Daniel Pink, in his book “Drive: The Surprising Truth of What Motivates Us”, talks about intrinsic motivation in the context of helping a friend move. If you spend all day lugging boxes for a good friend, you’re doing this out of genuine love and care for your friend. Moving sucks, but you’re spending time helping a friend, and there’s honor in this.

If, at the end of a long day, the friend offers to pay you $100 for your time, how would you feel? In handing you a wad of cash, your friend has completely changed the context of what you did. The reward has shifted completely outward. You were no longer doing it for the intrinsic reward of helping your friend move (the process); instead they believed you were doing it for the extrinsic reward of money (a goal). You’d likely be offended.

Humans love context. We’re obsessed with the big picture and how everything fits into it. Every experience we have is a puzzle piece, and we try to fit it into a larger framework of experience. We often won’t want to workout unless we have some larger goal framework to fit it into. Are we working towards something? Are we making progress?

Additionally, we love thinking about our future self because our future selves are perfect. A 1999 study (PDF) showed that when movie watchers had to pick a movie to watch days in the future, they picked acclaimed movies like Schindler’s List. When they had to pick a movie to watch right now, they picked something like Weekend at Bernies. Why? Because, in their minds, their future self was cultured and deep. By comparison, their current self was superficial and frivolous.

Goals are all about context and the future self. They allow us to dwell on this amazing future moment when everything comes together and we are who we want to become. This is exciting. By comparison, we find the actual process to be boring and tedious.

So, should we abandon our goals? Absolutely not. But make sure you love the process in spite of them. Make sure you enjoy the process of pursuing the goal, not just the idea of achieving it.

If you have goals in the gym, but never get any closer to them, would you quit showing up? If so, then this might be a dangerous place to be. If you don’t love the process, but instead love the progress, then progress has become a crutch. You depend on it to stay motivated.

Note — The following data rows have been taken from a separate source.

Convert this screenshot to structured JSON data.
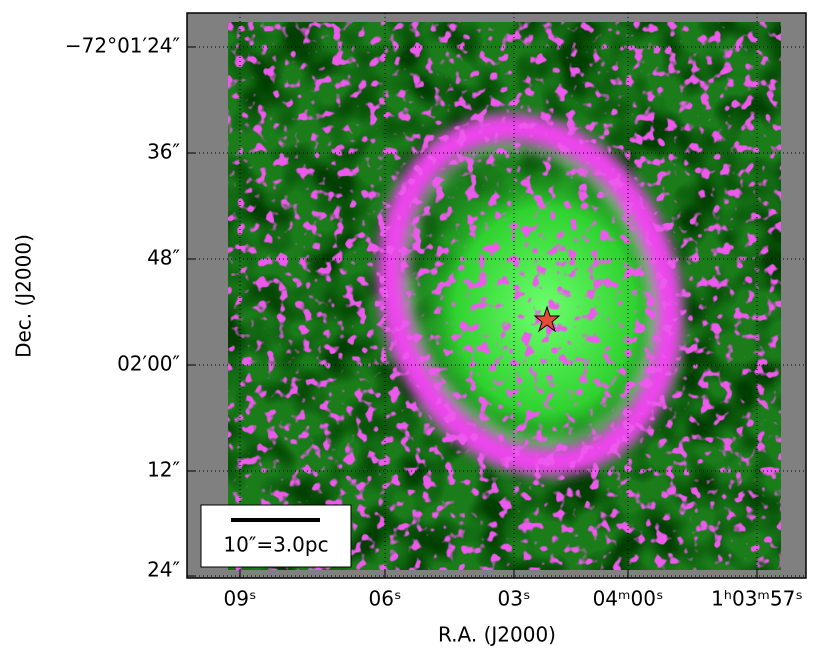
{
  "axes": {
    "x_label": "R.A. (J2000)",
    "y_label": "Dec. (J2000)",
    "x_ticks": [
      "09ˢ",
      "06ˢ",
      "03ˢ",
      "04ᵐ00ˢ",
      "1ʰ03ᵐ57ˢ"
    ],
    "y_ticks": [
      "−72°01′24″",
      "36″",
      "48″",
      "02′00″",
      "12″",
      "24″"
    ]
  },
  "scale_bar": {
    "label": "10″=3.0pc"
  }
}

But progress isn’t guaranteed. Injuries happen. Backslides happen. Business trips happen. Sometimes you just stop making forward progress for months at a time. And, for the older athlete, there comes a day when you stop hitting PRs. Then the only goal becomes just to decline more slowly than average.

As I’ve gotten older, I’ve learned that there’s honor in repetition. There’s comfort in routine. There’s strength in consistency. There’s power in the struggle. There’s even an odd sense of security in boredom. There is joy in the process, and no matter what the future holds, the most important burpee in the world is one the I’m doing at any given moment.

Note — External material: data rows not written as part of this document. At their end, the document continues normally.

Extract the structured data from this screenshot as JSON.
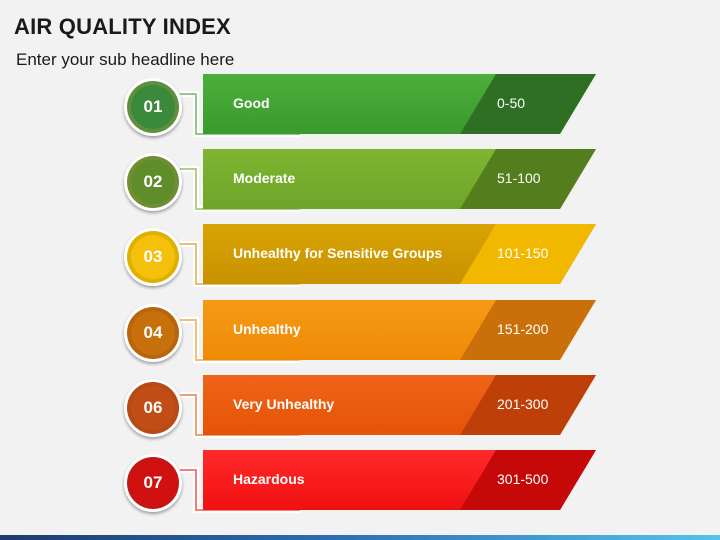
{
  "header": {
    "title": "AIR QUALITY INDEX",
    "subtitle": "Enter your sub headline here"
  },
  "items": [
    {
      "number": "01",
      "label": "Good",
      "range": "0-50",
      "colors": {
        "circle_ring": "#5f8f3e",
        "circle_fill": "#3b8a3b",
        "band": "#3a9a2e",
        "band_light": "#4caf3a",
        "tab": "#2e6f24"
      }
    },
    {
      "number": "02",
      "label": "Moderate",
      "range": "51-100",
      "colors": {
        "circle_ring": "#6e8f33",
        "circle_fill": "#5e8d2a",
        "band": "#6ea52a",
        "band_light": "#7fb531",
        "tab": "#547e1e"
      }
    },
    {
      "number": "03",
      "label": "Unhealthy for Sensitive Groups",
      "range": "101-150",
      "colors": {
        "circle_ring": "#e0b000",
        "circle_fill": "#f4c00a",
        "band": "#c89200",
        "band_light": "#d9a304",
        "tab": "#f2b800"
      }
    },
    {
      "number": "04",
      "label": "Unhealthy",
      "range": "151-200",
      "colors": {
        "circle_ring": "#b8650c",
        "circle_fill": "#c8700c",
        "band": "#f08a05",
        "band_light": "#f59a15",
        "tab": "#c9700a"
      }
    },
    {
      "number": "06",
      "label": "Very Unhealthy",
      "range": "201-300",
      "colors": {
        "circle_ring": "#b84a14",
        "circle_fill": "#c24d16",
        "band": "#e55308",
        "band_light": "#ef6418",
        "tab": "#bf3f08"
      }
    },
    {
      "number": "07",
      "label": "Hazardous",
      "range": "301-500",
      "colors": {
        "circle_ring": "#c81414",
        "circle_fill": "#d11010",
        "band": "#f01010",
        "band_light": "#ff2a2a",
        "tab": "#c50808"
      }
    }
  ]
}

Just like the book I’m writing, I try to approach CrossFit as a continuing process, with goals as a background motivation.

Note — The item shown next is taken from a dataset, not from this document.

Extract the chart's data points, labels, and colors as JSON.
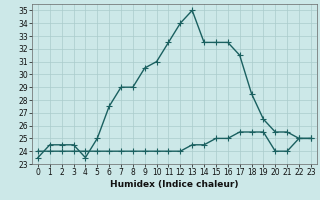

I’d like to do an L-sit rope climb. I’ve been working toward this for months now. I can get about 20 seconds of an L-sit, and I just got a legless rope climb, so now I’m working on putting them together. That’s far easier said than done, but I’m gonna get it one day, and that day is gonna be awesome.

But that goal is not what keeps me coming into CrossFit. Rather, I love the routine of walking into an empty gym at 5:15 in the morning. I love the people, especially the usual suspects that trickle in that early – it’s quiet, so you look up every time the door slams shut. I love the lonely echo of my footsteps off the building during my warmup run. I love the spirit of communal destruction and the tribal mentality that says, “We’ll beat this WOD together.” I love walking out of the gym at 6:45, completely drained and feeling fantastic about it.

Sure, I have goals. But I love the process, and like the diet that never ends, this is the only way it works over the long-term. If your forward progress stops, your extrinsic motivation dries up, and you quit coming to the gym as a result, be sure to stop back in about 20 years. I’ll still be here.

Look for me at the top of the rope, legs held perfectly parallel.